Üç kıtanın zenginliği Türk mutfağında

Sultanı II. Abdülhamid’in isteğiyle açılan Hacı Abdullah Lokantası, 135 yıldır İstanbul’da Osmanlı mutfağını yaşatmaya devam ediyor. Lokantanın 3. kuşak kurucusu Abdullah Korun, “Ecdadımız göçebe çadırından üç kıtaya hakim cihanşümul bir devlet oldu. Bu üç kıtanın mutfak kültürünü, saray mutfağında en güzel şekilde derleyip, toparladı. Biz de bu mutfağı halkımıza sunuyoruz” diyor.

Latife Beyza Turgut
04:00 - 30/07/2023 Pazar
Güncelleme: 23:01 - 29/07/2023 Cumartesi
Yeni Şafak
Abdullah Korun.
Abdullah Korun.

Osmanlı Sultanı II. Abdülhamid’in isteğiyle 1888’de Karaköy Ruhtımı’nda açılır Abdullah Efendi Lokantası. 1919’da depremden zarar görerek kendisine yüzyıl boyunca kucak açacak Beyoğlu’na taşınır. Osmanlı mutfağının halka açılan bu kapısı Abdullah Efendi’den sonra Hacı Salih’e emanet edilir. Hacı Salih’ten sonra da üçüncü kuşaktan dört ortağa. Fahri Gündüz, Mehmet Gülen, Rasim Akçan ve Abdullah Korun’a. Bugün 135 yıllık bu lokantaya girdiğinizde sizi önce Bâb-ı Hümayun salonunda tarihi turşu kavanozları karşılar. Biraz daha içeriye ilerlerseniz hem lokantanın tarihi kubbesi ile karşılaşır hem de Matbah-ı Amire salonuna lokantanın ustadan çırağa 3. kuşak kurucusu Abdullah Korun ile tanışırsınız. İlk kez 1967 yılında adım attığı bu lokanta ile ilişkisini hiç kesmeyen Korun, 1982’den beri de Hacı Salih’ten aldığı mirası muhafaza ediyor.

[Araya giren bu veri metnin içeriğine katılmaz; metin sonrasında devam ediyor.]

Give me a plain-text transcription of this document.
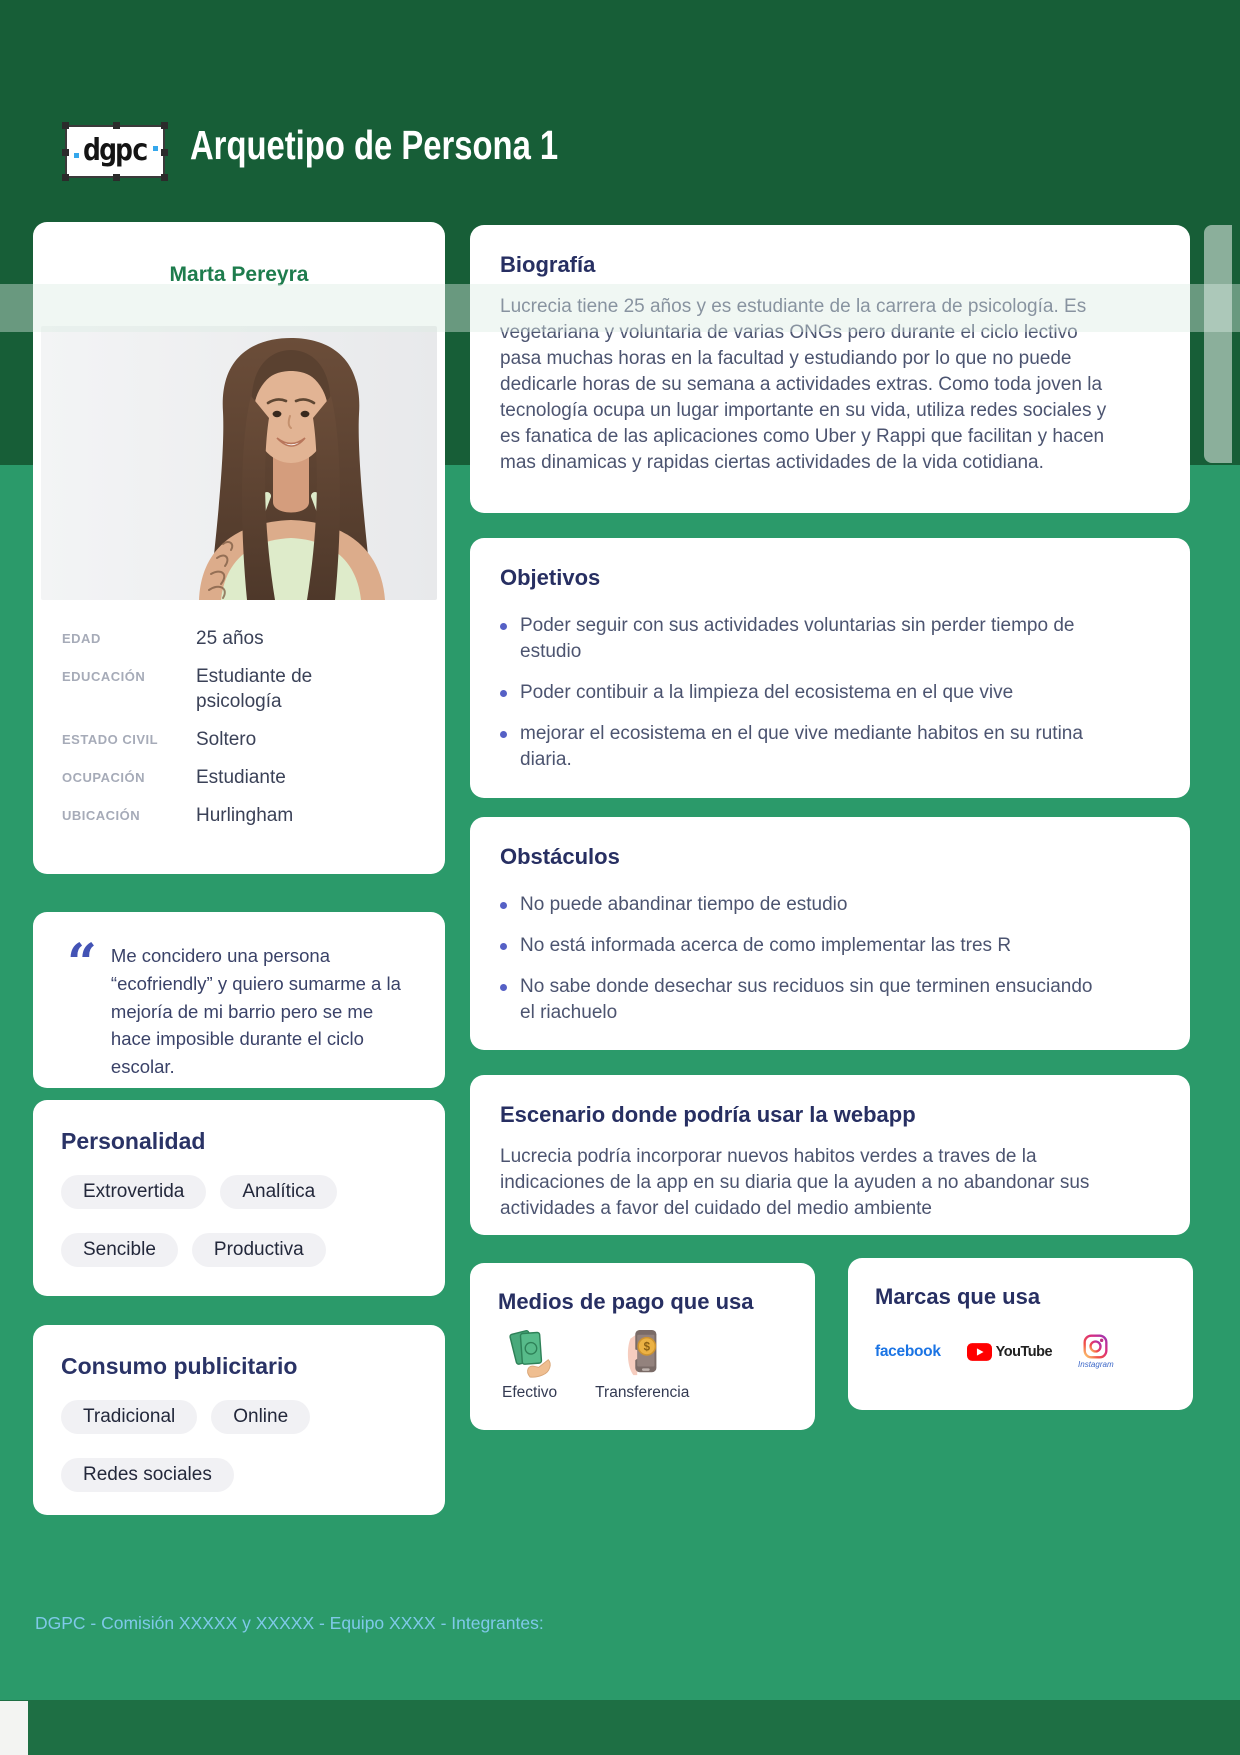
dgpc Arquetipo de Persona 1
Marta Pereyra
EDAD	25 años
EDUCACIÓN	Estudiante de psicología
ESTADO CIVIL	Soltero
OCUPACIÓN	Estudiante
UBICACIÓN	Hurlingham
“ Me concidero una persona “ecofriendly” y quiero sumarme a la mejoría de mi barrio pero se me hace imposible durante el ciclo escolar.

Personalidad
Extrovertida	Analítica
Sencible	Productiva
Consumo publicitario
Tradicional	Online
Redes sociales
Biografía

Lucrecia tiene 25 años y es estudiante de la carrera de psicología. Es vegetariana y voluntaria de varias ONGs pero durante el ciclo lectivo pasa muchas horas en la facultad y estudiando por lo que no puede dedicarle horas de su semana a actividades extras. Como toda joven la tecnología ocupa un lugar importante en su vida, utiliza redes sociales y es fanatica de las aplicaciones como Uber y Rappi que facilitan y hacen mas dinamicas y rapidas ciertas actividades de la vida cotidiana.

Objetivos
Poder seguir con sus actividades voluntarias sin perder tiempo de estudio
Poder contibuir a la limpieza del ecosistema en el que vive
mejorar el ecosistema en el que vive mediante habitos en su rutina diaria.
Obstáculos
No puede abandinar tiempo de estudio
No está informada acerca de como implementar las tres R
No sabe donde desechar sus reciduos sin que terminen ensuciando el riachuelo
Escenario donde podría usar la webapp

Lucrecia podría incorporar nuevos habitos verdes a traves de la indicaciones de la app en su diaria que la ayuden a no abandonar sus actividades a favor del cuidado del medio ambiente

Medios de pago que usa
Efectivo
$
Transferencia
Marcas que usa
facebook	YouTube
Instagram
DGPC - Comisión XXXXX y XXXXX - Equipo XXXX - Integrantes:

Korun, “Yemek yemek sadece karın doyurmak değildir. Yemek bir kültürdür, sanattır. Mutfağınız bir bayrağı, bir milletti, bir ülkeyi temsil eder” diyor. Hacı Salih’ın Abdullah Efendi’den alarak kendilerine devrettiği bu bayrağı hakkıyla taşımayı sürdürüyor. “Ecdadımız göçebe çadırından üç kıtaya hakim cihanşümul bir devlet oldu. Bu üç kıtanın mutfak kültürü en güzel şekilde derleyip, toparladı. Biz de bu mutfağı halkımıza sunuyoruz” diyen Korun, zaman zaman bu 135 yıllık lokanta için başka şubeler açmayı deneseler de hiç bir girişimin bu mekanın yerini tutmadığını anlatıyor. “Bu mekanın yeri ayrı. Burada bu masalar konuşsa neler söylenir? Kimler şu masalarda oturdu, ne yemekler yendi. Ne cumhurbaşkanları ne başbakanlar ne devlet adamları ne krallar… Sultan II. Abdülhamid Han’dan sonra bütün şehzadeler ve hanım sultanlar bu mekanda yemek yemişlerdir. Cumhuriyet sonrasında da, Atatürk, İsmet Paşa, Celal Bayar Menderes ve Ecevit yine burada yemek yemiştir” diyor.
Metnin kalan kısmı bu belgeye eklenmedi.